Superintendent Named at SCI Pittsburgh

HARRISBURG – Joel S. Dickson, a 10-year corrections and 26-year U.S. Army veteran, has been named superintendent of the State Correctional Institution at Pittsburgh. The appointment is effective April 11.

“I have known Joel for many years and can honestly say that he is a man of honor, integrity and dignity,” said Corrections Secretary Jeffrey A.
Beard, Ph.D. “Joel has served his country and this commonwealth in an exceptional way, and I am confident that he will lead SCI Pittsburgh through its reopening and operation over the next several years in the same manner.”

Dickson began his corrections career as a deputy superintendent for internal security at SCI Pittsburgh in July 1998. Since then, he has served as deputy superintendent for centralized services and deputy superintendent for facility management, both at SCI Pittsburgh. In August 2003, he transferred to SCI Rockview to serve as deputy superintendent for facility management.

Dickson has an extensive military career, having attained the rank of major in the U.S. Army from 1972 to 1989. In July 1989, he was promoted to lieutenant colonel and commander of the 97th Military Police Battalion. In July 1991, he served as the chief of the Military Police Branch of the U.S. Army Personnel Command. Dickson was a student at the U.S. Army War College in Carlisle from 1993 to 1994. From August 1994 to December 1996, he served as colonel and command provost marshal in the U.S. Army Material Command. His last tour of duty was as colonel and chief of the U.S. Army Force Protection Assistance Team, operating out of the Pentagon from 1997 to 1998.

SCI Pittsburgh, also known locally as “Western Pen,” opened in 1882.

In 2005, the prison was “mothballed” and kept in running order in case the state prison system’s inmate population rose to a level where the prison may need to be temporarily reopened.

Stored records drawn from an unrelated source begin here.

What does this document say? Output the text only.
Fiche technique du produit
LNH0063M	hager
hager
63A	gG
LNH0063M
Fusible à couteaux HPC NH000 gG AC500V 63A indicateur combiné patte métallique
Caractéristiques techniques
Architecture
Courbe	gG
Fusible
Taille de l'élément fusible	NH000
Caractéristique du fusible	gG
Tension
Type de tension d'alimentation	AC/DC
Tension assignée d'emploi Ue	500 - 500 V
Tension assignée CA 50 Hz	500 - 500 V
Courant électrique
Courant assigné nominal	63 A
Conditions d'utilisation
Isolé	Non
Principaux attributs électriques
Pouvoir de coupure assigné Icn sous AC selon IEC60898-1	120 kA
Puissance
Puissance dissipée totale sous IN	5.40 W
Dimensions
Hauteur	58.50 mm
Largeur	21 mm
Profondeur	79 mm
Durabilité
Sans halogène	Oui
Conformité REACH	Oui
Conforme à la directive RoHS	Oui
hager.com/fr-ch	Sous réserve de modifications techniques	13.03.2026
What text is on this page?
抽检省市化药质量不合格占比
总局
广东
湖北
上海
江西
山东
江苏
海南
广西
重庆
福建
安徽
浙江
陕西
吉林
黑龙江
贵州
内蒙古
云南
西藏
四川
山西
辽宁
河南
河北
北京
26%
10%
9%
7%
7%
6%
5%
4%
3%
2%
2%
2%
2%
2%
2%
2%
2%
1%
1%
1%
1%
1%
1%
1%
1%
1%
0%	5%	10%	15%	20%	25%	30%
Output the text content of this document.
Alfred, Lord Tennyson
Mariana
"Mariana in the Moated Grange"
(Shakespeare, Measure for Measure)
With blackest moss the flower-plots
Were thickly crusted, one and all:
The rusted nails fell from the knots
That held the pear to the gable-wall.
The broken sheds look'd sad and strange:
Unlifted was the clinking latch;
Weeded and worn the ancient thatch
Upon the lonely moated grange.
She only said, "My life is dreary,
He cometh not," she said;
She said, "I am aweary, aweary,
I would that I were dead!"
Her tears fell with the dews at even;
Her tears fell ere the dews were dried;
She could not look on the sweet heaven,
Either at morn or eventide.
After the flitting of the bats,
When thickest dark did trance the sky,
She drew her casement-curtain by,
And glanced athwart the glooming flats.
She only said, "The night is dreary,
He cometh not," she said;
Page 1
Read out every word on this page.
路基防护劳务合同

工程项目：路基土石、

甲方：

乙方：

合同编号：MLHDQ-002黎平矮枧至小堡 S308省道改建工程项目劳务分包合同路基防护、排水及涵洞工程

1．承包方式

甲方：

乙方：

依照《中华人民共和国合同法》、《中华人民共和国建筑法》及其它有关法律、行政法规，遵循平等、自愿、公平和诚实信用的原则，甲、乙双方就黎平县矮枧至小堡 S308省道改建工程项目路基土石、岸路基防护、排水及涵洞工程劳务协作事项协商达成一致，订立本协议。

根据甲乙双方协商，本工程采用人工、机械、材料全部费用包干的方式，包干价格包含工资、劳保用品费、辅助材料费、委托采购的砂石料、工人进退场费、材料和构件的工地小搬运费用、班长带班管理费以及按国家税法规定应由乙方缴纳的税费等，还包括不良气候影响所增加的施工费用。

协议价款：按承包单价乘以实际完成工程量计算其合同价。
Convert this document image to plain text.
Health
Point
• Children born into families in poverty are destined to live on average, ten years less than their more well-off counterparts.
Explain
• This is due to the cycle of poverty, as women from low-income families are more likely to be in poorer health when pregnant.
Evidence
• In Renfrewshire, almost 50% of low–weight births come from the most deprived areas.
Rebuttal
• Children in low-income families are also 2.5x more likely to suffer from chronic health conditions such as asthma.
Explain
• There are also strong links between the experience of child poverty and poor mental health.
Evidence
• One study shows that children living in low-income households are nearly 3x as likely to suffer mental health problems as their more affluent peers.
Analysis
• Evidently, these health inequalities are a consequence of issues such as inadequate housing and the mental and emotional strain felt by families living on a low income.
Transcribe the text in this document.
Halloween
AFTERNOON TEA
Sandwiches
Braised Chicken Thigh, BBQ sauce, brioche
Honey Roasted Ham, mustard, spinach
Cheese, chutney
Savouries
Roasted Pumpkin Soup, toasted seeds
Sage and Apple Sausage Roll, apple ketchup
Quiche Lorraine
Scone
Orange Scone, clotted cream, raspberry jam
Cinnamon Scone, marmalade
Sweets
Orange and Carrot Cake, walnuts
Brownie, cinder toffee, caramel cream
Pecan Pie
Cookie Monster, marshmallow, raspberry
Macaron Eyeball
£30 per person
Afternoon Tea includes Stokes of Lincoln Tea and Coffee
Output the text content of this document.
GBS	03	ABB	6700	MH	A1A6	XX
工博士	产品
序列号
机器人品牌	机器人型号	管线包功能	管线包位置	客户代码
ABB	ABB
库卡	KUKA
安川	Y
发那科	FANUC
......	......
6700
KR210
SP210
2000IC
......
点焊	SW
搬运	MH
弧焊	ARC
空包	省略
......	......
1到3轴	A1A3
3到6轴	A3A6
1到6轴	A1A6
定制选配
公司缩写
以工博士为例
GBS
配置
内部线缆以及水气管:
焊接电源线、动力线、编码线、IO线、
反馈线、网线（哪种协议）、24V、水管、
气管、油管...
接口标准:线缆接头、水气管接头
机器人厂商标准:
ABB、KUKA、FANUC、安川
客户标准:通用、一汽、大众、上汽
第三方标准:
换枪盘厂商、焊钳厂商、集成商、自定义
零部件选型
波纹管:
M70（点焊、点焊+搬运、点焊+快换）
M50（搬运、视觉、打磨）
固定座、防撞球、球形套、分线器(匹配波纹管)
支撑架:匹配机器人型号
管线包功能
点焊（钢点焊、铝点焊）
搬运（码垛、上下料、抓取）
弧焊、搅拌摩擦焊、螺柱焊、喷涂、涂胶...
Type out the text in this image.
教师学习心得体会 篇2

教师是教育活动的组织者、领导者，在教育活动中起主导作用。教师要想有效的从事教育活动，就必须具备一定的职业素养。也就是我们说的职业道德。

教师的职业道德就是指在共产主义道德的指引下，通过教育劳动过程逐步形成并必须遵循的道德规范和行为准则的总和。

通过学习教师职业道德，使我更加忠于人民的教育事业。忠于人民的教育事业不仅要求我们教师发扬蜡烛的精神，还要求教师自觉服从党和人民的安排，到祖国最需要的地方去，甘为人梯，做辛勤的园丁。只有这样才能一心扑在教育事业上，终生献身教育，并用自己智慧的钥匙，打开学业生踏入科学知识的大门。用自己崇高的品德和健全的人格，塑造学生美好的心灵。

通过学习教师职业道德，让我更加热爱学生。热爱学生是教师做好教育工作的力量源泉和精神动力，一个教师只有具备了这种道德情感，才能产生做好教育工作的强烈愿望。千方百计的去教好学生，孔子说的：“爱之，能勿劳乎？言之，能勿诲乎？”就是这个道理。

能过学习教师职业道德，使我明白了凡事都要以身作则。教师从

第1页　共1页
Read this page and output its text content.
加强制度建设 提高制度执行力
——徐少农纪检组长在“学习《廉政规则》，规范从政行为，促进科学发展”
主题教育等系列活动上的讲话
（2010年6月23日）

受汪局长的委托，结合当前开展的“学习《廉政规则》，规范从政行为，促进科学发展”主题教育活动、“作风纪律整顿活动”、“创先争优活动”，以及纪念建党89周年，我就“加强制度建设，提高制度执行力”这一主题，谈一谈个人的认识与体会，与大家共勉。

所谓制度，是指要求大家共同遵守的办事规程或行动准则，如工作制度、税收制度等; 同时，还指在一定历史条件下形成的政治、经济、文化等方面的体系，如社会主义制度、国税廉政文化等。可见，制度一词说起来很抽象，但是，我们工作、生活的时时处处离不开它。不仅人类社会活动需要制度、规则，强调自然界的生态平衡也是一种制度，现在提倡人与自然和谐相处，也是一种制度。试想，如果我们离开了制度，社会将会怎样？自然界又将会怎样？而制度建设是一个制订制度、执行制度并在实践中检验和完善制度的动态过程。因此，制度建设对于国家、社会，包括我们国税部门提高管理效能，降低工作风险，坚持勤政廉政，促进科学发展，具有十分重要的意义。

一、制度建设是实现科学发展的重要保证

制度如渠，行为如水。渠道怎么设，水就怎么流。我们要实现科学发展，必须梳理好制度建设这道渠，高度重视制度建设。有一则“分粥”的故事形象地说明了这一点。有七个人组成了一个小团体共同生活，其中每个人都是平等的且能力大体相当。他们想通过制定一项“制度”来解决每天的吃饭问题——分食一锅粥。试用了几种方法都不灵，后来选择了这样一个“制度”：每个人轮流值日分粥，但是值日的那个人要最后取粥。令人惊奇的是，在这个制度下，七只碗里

Earlier this year, faced with an increasing inmate population, officials announced that the prison would be reopened around July 2007 and
that it would initially house 750 minimum- to lower-medium security inmates.

An additional 750 inmates could be added by the end of 2007, bringing the overall prison population to 1,500 inmates. The prison will house minimum- to lower-medium security offenders with substance abuse problems and who would be returning to the western part of the state after incarceration. Officials are in the process of readying certain portions of the prison for operation.